Une vision satirique mais juste

Attention, malgré l’étiquette « comédie », Bodied ne se moque pas des battles, loin de là. En réalité, le film en dévoile une vision à la fois fidèle et gentiment taquine, tant le réalisateur est amoureux de son sujet. Concrètement, l’art du clash, cette façon de se creuser la tête en temps réel pour trouver les mots les plus durs et les tournures de phrase les plus percutantes contre son adversaire est mis en avant par la mise en scène de chaque face à face, filmé au plus près des acteurs-rappeurs. Là où le film est malin, c’est qu’il questionne par ce biais les contradictions énormes de chaque personnage : Kid Twist, l’auteur du scénario, est un progressiste convaincu mais il gagne concrètement sa vie, battle après battle, en faisant des vannes sur la sexualité, l’origine ethnique. Inspiré de cette dualité, Bodied nous interroge : comment ces types peuvent s’insulter à ce point sans aucune conséquence a posteriori ? Existe-t-il des limites dans les attaques ? Comment un néophyte peut-il se faire accepter dans ce qui ressemble à la face la plus hostile du rap ?

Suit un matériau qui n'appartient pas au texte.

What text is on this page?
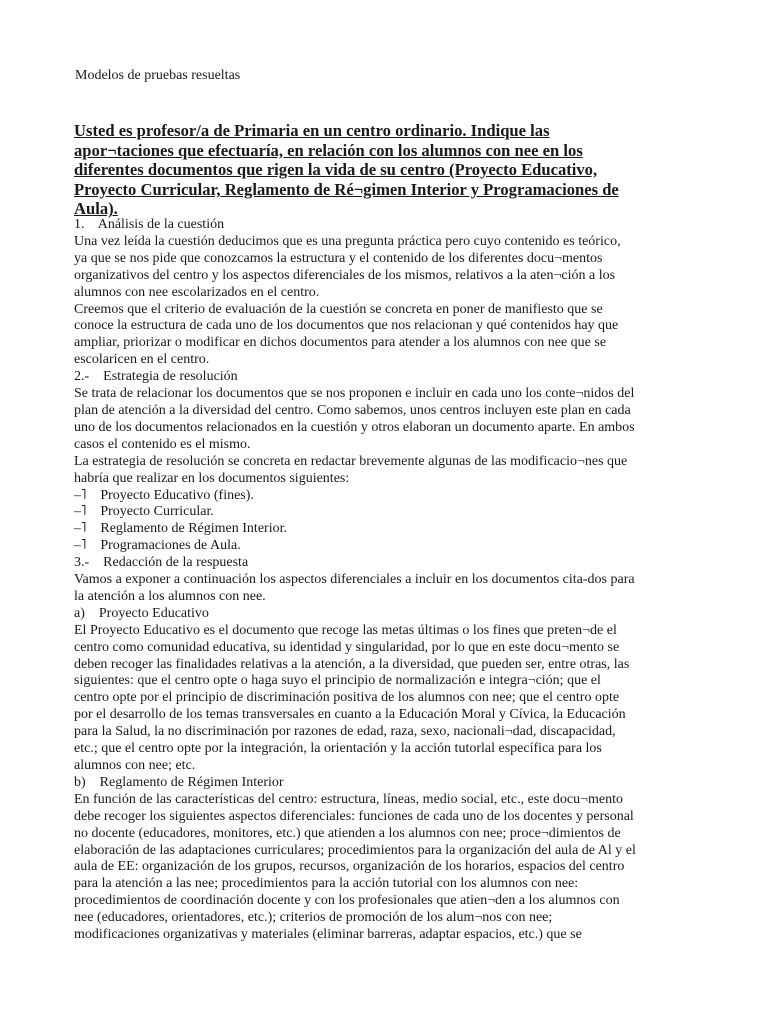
Modelos de pruebas resueltas
Usted es profesor/a de Primaria en un centro ordinario. Indique las
apor¬taciones que efectuaría, en relación con los alumnos con nee en los
diferentes documentos que rigen la vida de su centro (Proyecto Educativo,
Proyecto Curricular, Reglamento de Ré¬gimen Interior y Programaciones de
Aula).
1.    Análisis de la cuestión
Una vez leída la cuestión deducimos que es una pregunta práctica pero cuyo contenido es teórico,
ya que se nos pide que conozcamos la estructura y el contenido de los diferentes docu¬mentos
organizativos del centro y los aspectos diferenciales de los mismos, relativos a la aten¬ción a los
alumnos con nee escolarizados en el centro.
Creemos que el criterio de evaluación de la cuestión se concreta en poner de manifiesto que se
conoce la estructura de cada uno de los documentos que nos relacionan y qué contenidos hay que
ampliar, priorizar o modificar en dichos documentos para atender a los alumnos con nee que se
escolaricen en el centro.
2.-    Estrategia de resolución
Se trata de relacionar los documentos que se nos proponen e incluir en cada uno los conte¬nidos del
plan de atención a la diversidad del centro. Como sabemos, unos centros incluyen este plan en cada
uno de los documentos relacionados en la cuestión y otros elaboran un documento aparte. En ambos
casos el contenido es el mismo.
La estrategia de resolución se concreta en redactar brevemente algunas de las modificacio¬nes que
habría que realizar en los documentos siguientes:
–˥    Proyecto Educativo (fines).
–˥    Proyecto Curricular.
–˥    Reglamento de Régimen Interior.
–˥    Programaciones de Aula.
3.-    Redacción de la respuesta
Vamos a exponer a continuación los aspectos diferenciales a incluir en los documentos cita-dos para
la atención a los alumnos con nee.
a)    Proyecto Educativo
El Proyecto Educativo es el documento que recoge las metas últimas o los fines que preten¬de el
centro como comunidad educativa, su identidad y singularidad, por lo que en este docu¬mento se
deben recoger las finalidades relativas a la atención, a la diversidad, que pueden ser, entre otras, las
siguientes: que el centro opte o haga suyo el principio de normalización e integra¬ción; que el
centro opte por el principio de discriminación positiva de los alumnos con nee; que el centro opte
por el desarrollo de los temas transversales en cuanto a la Educación Moral y Cívica, la Educación
para la Salud, la no discriminación por razones de edad, raza, sexo, nacionali¬dad, discapacidad,
etc.; que el centro opte por la integración, la orientación y la acción tutorlal específica para los
alumnos con nee; etc.
b)    Reglamento de Régimen Interior
En función de las características del centro: estructura, líneas, medio social, etc., este docu¬mento
debe recoger los siguientes aspectos diferenciales: funciones de cada uno de los docentes y personal
no docente (educadores, monitores, etc.) que atienden a los alumnos con nee; proce¬dimientos de
elaboración de las adaptaciones curriculares; procedimientos para la organización del aula de Al y el
aula de EE: organización de los grupos, recursos, organización de los horarios, espacios del centro
para la atención a las nee; procedimientos para la acción tutorial con los alumnos con nee:
procedimientos de coordinación docente y con los profesionales que atien¬den a los alumnos con
nee (educadores, orientadores, etc.); criterios de promoción de los alum¬nos con nee;
modificaciones organizativas y materiales (eliminar barreras, adaptar espacios, etc.) que se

Le battle : miroir déformant de l’Amérique

À travers le parcours du héros qui voudrait plus que tout être accepté par les clasheurs tout en étant d’un milieu totalement opposé, son entourage qui voit ce monde d’un œil soit intolérant, soit condescendant, et les rappeurs qui sont loin d’être ouverts aux intrus, le film donne une valeur symbolique aux clash improvisés : c’est une sorte de société parallèle où les privilèges sociaux sont inversés et où un autre système de valeur fait loi, avec ses forces et ses faiblesses. Par exemple, en une seule scène hilarante, on se demande soudain pourquoi les vannes sexuelles ou anti-asiatiques ne posent aucun souci tandis que l’utilisation du N-Word est impensable. En creux, chaque clash est un questionnement sur la liberté d’expression et l’hypocrisie dont on peut tous faire preuve de temps à autre. Mais n’oublions pas l’essentiel : les séquences de battle sont avant tout efficaces et à pleurer de rire.